December 20, 2013 9:40 pm
Your customers are out of control. They have been for some time. They wanted more, they wanted it personalised and they wanted to pay less. Post Lehman’s you have worked hard on driving costs out of the organisation, but if anything their unreasonable demands are increasing. They now demand immediate gratification, they expect some personal brand/lifestyle statement boost in the process and they want the experience from window shopping through to post sales to be nothing short of sublime.
This is compounded by increasingly intense price competition from other corners of the planet.
There are two approaches. You can out-cost the competition. But of course this is a race to the bottom. And it is one you will lose unless your business model has grown up from the mean streets of a poverty-stricken emerging economy.
The other approach is to out-price the competition.

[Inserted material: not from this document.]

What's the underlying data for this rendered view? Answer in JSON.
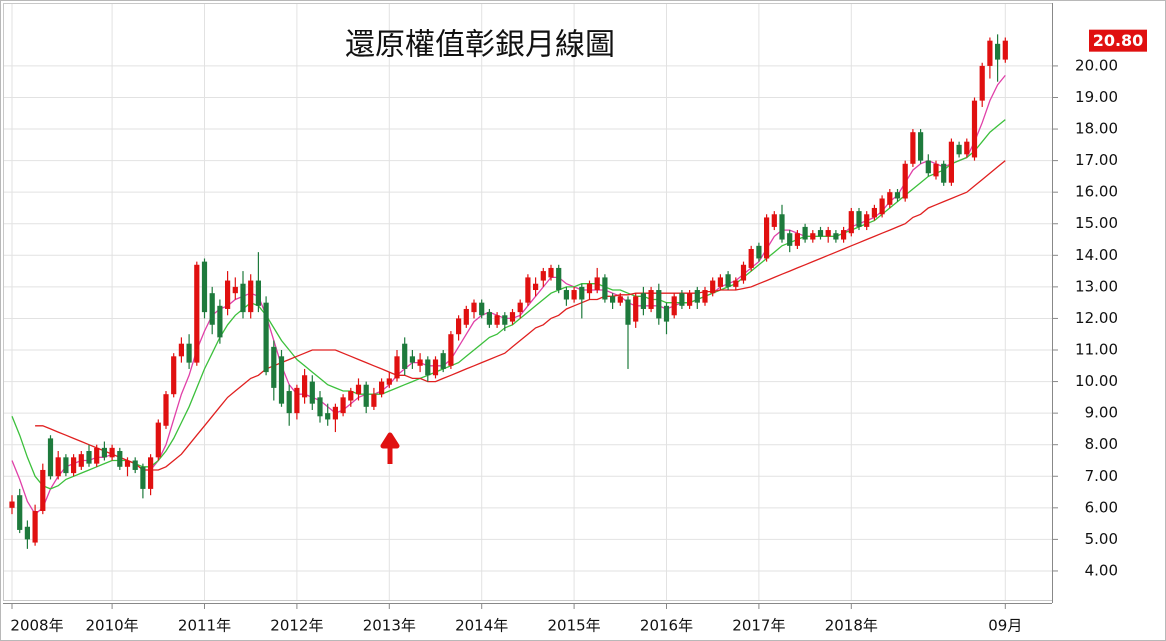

To do so you need to give the customers a reason for sticking with you despite the options they have to go elsewhere for a ‘better deal’. So we are talking about loyalty.
A quick loyalty test: How many of your clients have adorned their body with a tattoo depicting your logo? Harley Davidson - stop reading now. The rest of you need to consider how you create such a compelling experience for the customer that whilst a tattoo might be a step too far they see value in a relationship with your organisation.
But the chances are that you are some way off even creating a tribe of advocates. Possibly your clients are so locked into your vendor-centric processes that they lack the willpower to move on. In any case you need to be crystal clear as to why people buy from you.
So step one is to build a picture of your market and this is where data analytics comes into play. You might say that this is customer experience viewed from the seller’s perspective. Poor customer data will lead to poor customer insight.
Monitoring the customer touch points is of course important in order to identify customer-displeasing experiences and to then rectify them. But customers do not just randomly interact with organisations, they embark on a journey, which may be triggered by a recommendation or one of your campaigns. Smart marketers endeavour to convert prospects into buyers and buyers into habitual buyers. Done well habitual buyers become brand ambassadors.
So does your customer service approach reflect that journey? It certainly doesn’t do that in the large scale grocery industry. Here people who buy fewer goods are rewarded with faster check outs. “Use our fast track lane ONLY if you have bought 5 items or less!”
So a better understanding of where your customers are on their journey should be added to your analytic harvesting tools coupled with a set of rewards for staying the journey thus far.
But fundamentally is your organisation customer-centric? Much like the NASA janitor who believed his role was to put a man on the moon, what answer would I receive if I walked into your head office and picked a random person in accounts or HR and asked them what is their role? If their answer does not include overt references to improving the customer condition then you have a lot of work to do.
And by a lot of work I mean that a complete enterprise transformation awaits you. It is likely that in such an organisation the governance is built around your offerings with some functional support consuming cost alongside.
The transformation I refer to is a leap from what you sell to what clients want. Organisations that are customer-oriented are structured around the customer and what they care about, rather than what is convenient to the organisation in terms of financial reporting.
In an organisation that is genuinely customer oriented there really is no need for a sales function because everybody is into pleasing the customer. The same is true for marketing. Large scale campaigns seem wasteful in the social economy as now everybody is also in marketing.
Much of the customer experience and the associated analytics will be delivered via a digital medium. So this suggests that the CIO is about to become the most important person in the organisation.
But let’s snap out of this organisational dream I have woven. You have your organisational hierarchies and people are too well remunerated to upset the status quo. And only the most altruistic of CEOs is likely to embark on a multi-year upheaval programme of which her successor will be the beneficiary.
There are a couple of options. Create a collaborative infrastructure (in other words a connected business) such that those who are customer-centric can work together despite the rigidity and inappropriateness of the current structure. The number of people participating in this shadow organisation is likely to grow as they look for greater purpose in what they do. Though I am not sure whether this will work across all markets - confectionery trans-fat and tobacco products come to mind.
Option two is akin to buying a new car but not selling the old one. Keep the old one running whilst it still has some use but direct any further investment to the new car. So I am suggesting you grow a 2.0 version of your business that is built with the customer at the centre. Again your customer-centric people will likely leap at the chance to migrate across to the new model.
As well as being customer-centric, business 2.0 will be unencumbered by archaic remuneration policies and legacy technology. The cloud will play a significant role in this. Given the importance of new technology could this be a role for your CIO? Or if they are preoccupied with technology management, perhaps this is the role the Chief Digital Officer was destined to own?